To Spencer and everyone else Foster’s face, too, was set like week-old concrete. His usual glinting Kennedy smile was gone. His eyes, thought Spencer—turning his head to and fro a few times to check—were aimed right at Isabel as though he were trying to fix her to the spot, and her own glare in return coldly matched his.

The aisle swarming before Foster cleaved open as though he were a prophet parting the sea. His eyes kept locked ahead, never deflecting from Isabel’s, not acknowledging a single face to either side. Normally, a President would be smiling, chatting, shaking hands, hugging as he came down the aisle, but Foster did none of that, emitting a frigid shield that no one dared break into. The House didn’t know how to respond. Ordinarily, they’d be giving his entrance a standing ovation, but all they could do was stand, and gape. The few weak attempts at applause quickly petered out.

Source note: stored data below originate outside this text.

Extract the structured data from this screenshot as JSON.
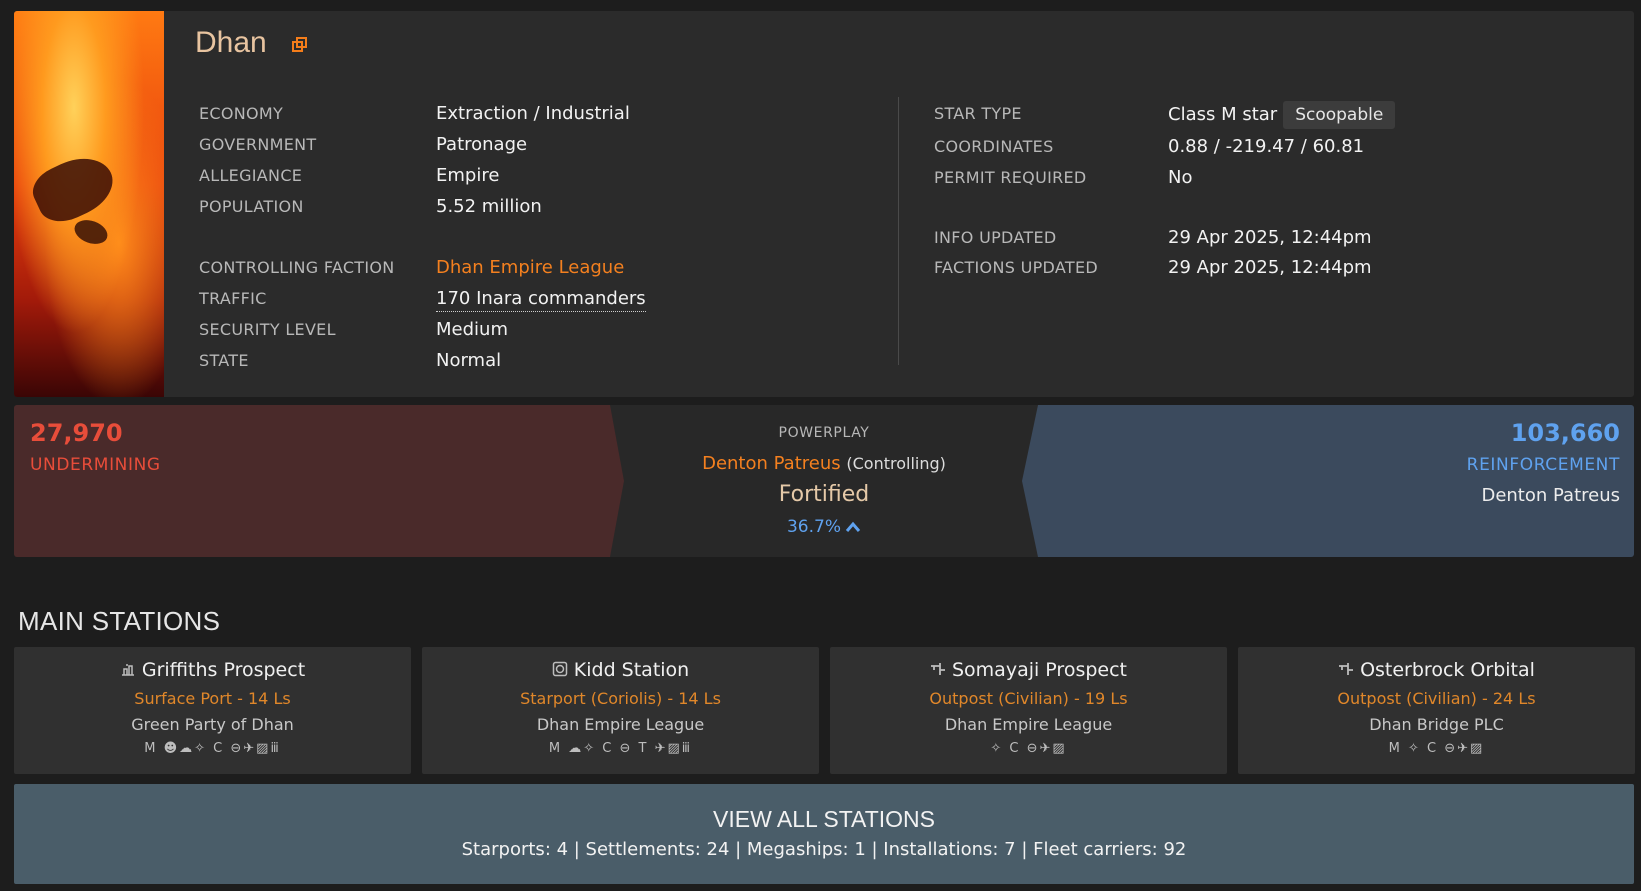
{
  "system": {
    "name": "Dhan",
    "info_left": [
      {
        "label": "ECONOMY",
        "value": "Extraction / Industrial"
      },
      {
        "label": "GOVERNMENT",
        "value": "Patronage"
      },
      {
        "label": "ALLEGIANCE",
        "value": "Empire"
      },
      {
        "label": "POPULATION",
        "value": "5.52 million"
      },
      {
        "label": "CONTROLLING FACTION",
        "value": "Dhan Empire League"
      },
      {
        "label": "TRAFFIC",
        "value": "170 Inara commanders"
      },
      {
        "label": "SECURITY LEVEL",
        "value": "Medium"
      },
      {
        "label": "STATE",
        "value": "Normal"
      }
    ],
    "info_right": [
      {
        "label": "STAR TYPE",
        "value": "Class M star",
        "badge": "Scoopable"
      },
      {
        "label": "COORDINATES",
        "value": "0.88 / -219.47 / 60.81"
      },
      {
        "label": "PERMIT REQUIRED",
        "value": "No"
      },
      {
        "label": "INFO UPDATED",
        "value": "29 Apr 2025, 12:44pm"
      },
      {
        "label": "FACTIONS UPDATED",
        "value": "29 Apr 2025, 12:44pm"
      }
    ]
  },
  "powerplay": {
    "heading": "POWERPLAY",
    "undermining_value": "27,970",
    "undermining_label": "UNDERMINING",
    "reinforcement_value": "103,660",
    "reinforcement_label": "REINFORCEMENT",
    "reinforcement_power": "Denton Patreus",
    "power": "Denton Patreus",
    "power_status": "(Controlling)",
    "state": "Fortified",
    "progress": "36.7%"
  },
  "stations_section": {
    "title": "MAIN STATIONS",
    "stations": [
      {
        "name": "Griffiths Prospect",
        "icon": "surface-port-icon",
        "type": "Surface Port - 14 Ls",
        "faction": "Green Party of Dhan",
        "services": "M ☻☁✧ C ⊖✈▨ⅲ"
      },
      {
        "name": "Kidd Station",
        "icon": "coriolis-icon",
        "type": "Starport (Coriolis) - 14 Ls",
        "faction": "Dhan Empire League",
        "services": "M ☁✧ C ⊖ T ✈▨ⅲ"
      },
      {
        "name": "Somayaji Prospect",
        "icon": "outpost-icon",
        "type": "Outpost (Civilian) - 19 Ls",
        "faction": "Dhan Empire League",
        "services": "✧ C ⊖✈▨"
      },
      {
        "name": "Osterbrock Orbital",
        "icon": "outpost-icon",
        "type": "Outpost (Civilian) - 24 Ls",
        "faction": "Dhan Bridge PLC",
        "services": "M ✧ C ⊖✈▨"
      }
    ],
    "view_all_label": "VIEW ALL STATIONS",
    "counts": "Starports: 4 | Settlements: 24 | Megaships: 1 | Installations: 7 | Fleet carriers: 92"
  },
  "colors": {
    "accent_orange": "#f4801f",
    "undermining_red": "#e84d3a",
    "reinforcement_blue": "#5fa2ef"
  }
}
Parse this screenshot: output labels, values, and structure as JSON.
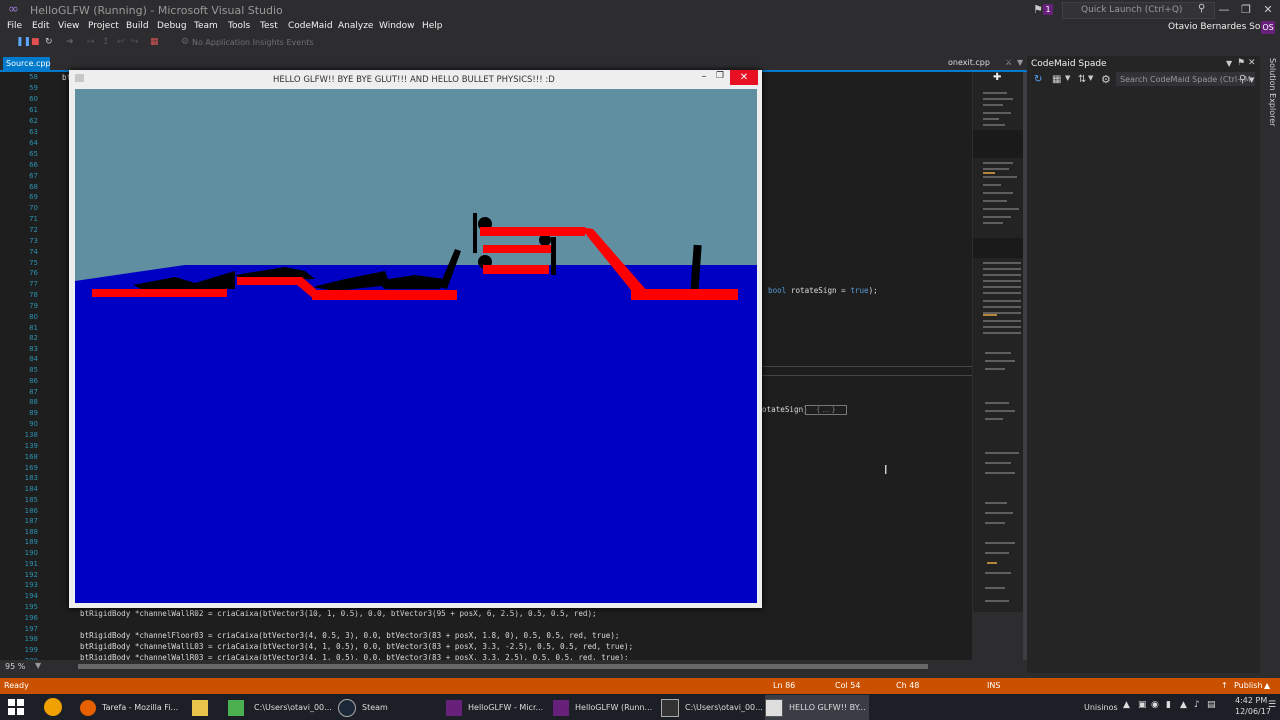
{
  "window": {
    "title": "HelloGLFW (Running) - Microsoft Visual Studio",
    "notification_count": "1",
    "quick_launch_placeholder": "Quick Launch (Ctrl+Q)",
    "user_name": "Otavio Bernardes Soria",
    "user_initials": "OS"
  },
  "menu": [
    "File",
    "Edit",
    "View",
    "Project",
    "Build",
    "Debug",
    "Team",
    "Tools",
    "Test",
    "CodeMaid",
    "Analyze",
    "Window",
    "Help"
  ],
  "toolbar": {
    "insights_label": "No Application Insights Events"
  },
  "tabs": {
    "active": "Source.cpp",
    "secondary": "onexit.cpp"
  },
  "editor": {
    "zoom": "95 %",
    "line_numbers": [
      "58",
      "59",
      "60",
      "61",
      "62",
      "63",
      "64",
      "65",
      "66",
      "67",
      "68",
      "69",
      "70",
      "71",
      "72",
      "73",
      "74",
      "75",
      "76",
      "77",
      "78",
      "79",
      "80",
      "81",
      "82",
      "83",
      "84",
      "85",
      "86",
      "87",
      "88",
      "89",
      "90",
      "138",
      "139",
      "168",
      "169",
      "183",
      "184",
      "185",
      "186",
      "187",
      "188",
      "189",
      "190",
      "191",
      "192",
      "193",
      "194",
      "195",
      "196",
      "197",
      "198",
      "199",
      "200",
      "201"
    ],
    "fragments": {
      "rotate_sign": "bool rotateSign = true);",
      "rotate_sign2": "otateSign)",
      "collapsed": "{ ... }",
      "code_197": "btRigidBody *channelWallR02 = criaCaixa(btVector3(10, 1, 0.5), 0.0, btVector3(95 + posX, 6, 2.5), 0.5, 0.5, red);",
      "code_199": "btRigidBody *channelFloor03 = criaCaixa(btVector3(4, 0.5, 3), 0.0, btVector3(83 + posX, 1.8, 0), 0.5, 0.5, red, true);",
      "code_200": "btRigidBody *channelWallL03 = criaCaixa(btVector3(4, 1, 0.5), 0.0, btVector3(83 + posX, 3.3, -2.5), 0.5, 0.5, red, true);",
      "code_201": "btRigidBody *channelWallR03 = criaCaixa(btVector3(4, 1, 0.5), 0.0, btVector3(83 + posX, 3.3, 2.5), 0.5, 0.5, red, true);"
    }
  },
  "gl_window": {
    "title": "HELLO GLFW!! BYE BYE GLUT!!! AND HELLO BULLET PHYSICS!!! :D"
  },
  "codemaid": {
    "title": "CodeMaid Spade",
    "search_placeholder": "Search CodeMaid Spade (Ctrl+M"
  },
  "side_panel": {
    "label": "Solution Explorer"
  },
  "statusbar": {
    "state": "Ready",
    "ln": "Ln 86",
    "col": "Col 54",
    "ch": "Ch 48",
    "mode": "INS",
    "publish": "Publish"
  },
  "taskbar": {
    "items": [
      "Tarefa - Mozilla Fi...",
      "",
      "",
      "C:\\Users\\otavi_00...",
      "Steam",
      "HelloGLFW - Micr...",
      "HelloGLFW (Runn...",
      "C:\\Users\\otavi_00...",
      "HELLO GLFW!! BY..."
    ],
    "tray_label": "Unisinos",
    "time": "4:42 PM",
    "date": "12/06/17"
  },
  "colors": {
    "accent": "#007acc",
    "status": "#ca5100",
    "sky": "#5f8fa0",
    "ground": "#0000c4",
    "block": "#ff0000"
  }
}
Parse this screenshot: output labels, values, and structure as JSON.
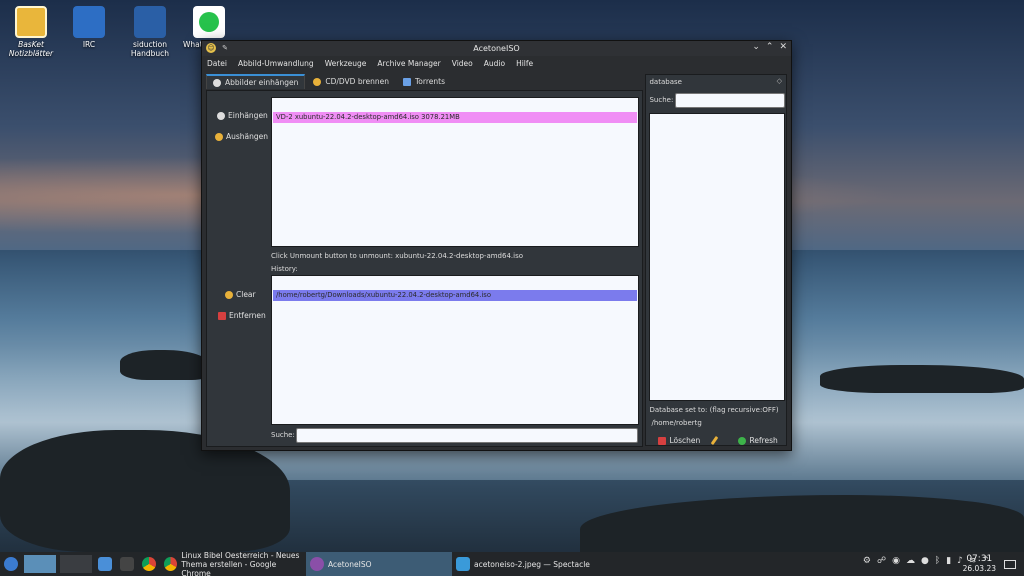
{
  "desktop": {
    "icons": [
      {
        "label": "BasKet",
        "label2": "Notizblätter"
      },
      {
        "label": "IRC"
      },
      {
        "label": "siduction",
        "label2": "Handbuch"
      },
      {
        "label": "What"
      }
    ]
  },
  "window": {
    "title": "AcetoneISO",
    "menu": [
      "Datei",
      "Abbild-Umwandlung",
      "Werkzeuge",
      "Archive Manager",
      "Video",
      "Audio",
      "Hilfe"
    ],
    "tabs": [
      "Abbilder einhängen",
      "CD/DVD brennen",
      "Torrents"
    ],
    "mount_button": "Einhängen",
    "unmount_button": "Aushängen",
    "mounted_item": "VD-2 xubuntu-22.04.2-desktop-amd64.iso  3078.21MB",
    "unmount_hint": "Click Unmount button to unmount: xubuntu-22.04.2-desktop-amd64.iso",
    "history_label": "History:",
    "clear_button": "Clear",
    "remove_button": "Entfernen",
    "history_item": "/home/robertg/Downloads/xubuntu-22.04.2-desktop-amd64.iso",
    "search_label": "Suche:",
    "search_value": "",
    "database": {
      "title": "database",
      "search_label": "Suche:",
      "search_value": "",
      "set_to_label": "Database set to:  (flag recursive:OFF)",
      "path": "/home/robertg",
      "delete_button": "Löschen",
      "refresh_button": "Refresh"
    }
  },
  "taskbar": {
    "tasks": [
      {
        "label": "Linux Bibel Oesterreich - Neues",
        "label2": "Thema erstellen - Google Chrome"
      },
      {
        "label": "AcetoneISO"
      },
      {
        "label": "acetoneiso-2.jpeg — Spectacle"
      }
    ],
    "time": "07:31",
    "date": "26.03.23"
  },
  "colors": {
    "mounted_row": "#f08ef5",
    "history_row": "#7b7bed",
    "tab_accent": "#3a8fd5"
  }
}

Foster had a slight lean, preferring one side as he walked, but he had not a hint of a smile; not even a smirk. Just cold poison. As he strode to the rostrum, there was now only silence and this time not even George would interrupt it.

Everyone was wondering the same thing. Isabel Diaz? Had she…? Politics and disbelief were suspended. Guts were knotted and lungs constricted by the dread of what they were about to hear. If hands weren’t glued to people’s sides as if taped there, they were covering their mouths.

President Foster stepped up to the podium, a little less slowly than Isabel had, and went for the lectern at the Clerk’s desk, just in front of the Speaker and the Senate President. He didn’t shake their hands or catch their eyes, and he didn’t follow the custom of handing them two manila envelopes containing his address.

To the majority of those present, familiar with House protocol, this made them even edgier. Faces around the Hall wrinkled, eyes blinked and eyebrows furrowed. Stomachs were clenched. Those watching in their homes were tipping on the edges of their sofas as the TV commentators explained the unexpected breaks with tradition. Bars were silenced as their customers stared at the TV screens hanging from the ceilings or on the walls.

Foster’s jaw was grim, Spencer could see that, and there seemed to be nothing physically ailing him, despite the slight lean Spencer had noticed as he’d walked through.

Suddenly, it dawned on Spencer, and on many of those watching. Foster hadn’t been recuperating… he had been in hiding.

But from Isabel? Surely not.

“Members of the Congress,” said Isabel, interrupting these thoughts, “I have the high privilege and the distinct honour of presenting to you… the President of the United States.”

Foster’s head bowed as in prayer and the House clapped lightly. When he raised his head back up, all he could see were heavy, worried eyes, not unlike his own. He arced left and right as if blessing the grand hall. His right hand patted the air to signal those before him to sit.

“Members of Congress,” he said, pausing until the tide of heads had subsided. “Distinguished guests and fellow citizens. Your eyes have not deceived you but your President has… and when you hear why, I pray you will forgive me.”

He paused to pour himself a glass of water from the crystal pitcher, and took a sip, taking particular care to wet his lips. Eyes, still puzzled, met all around the Chamber.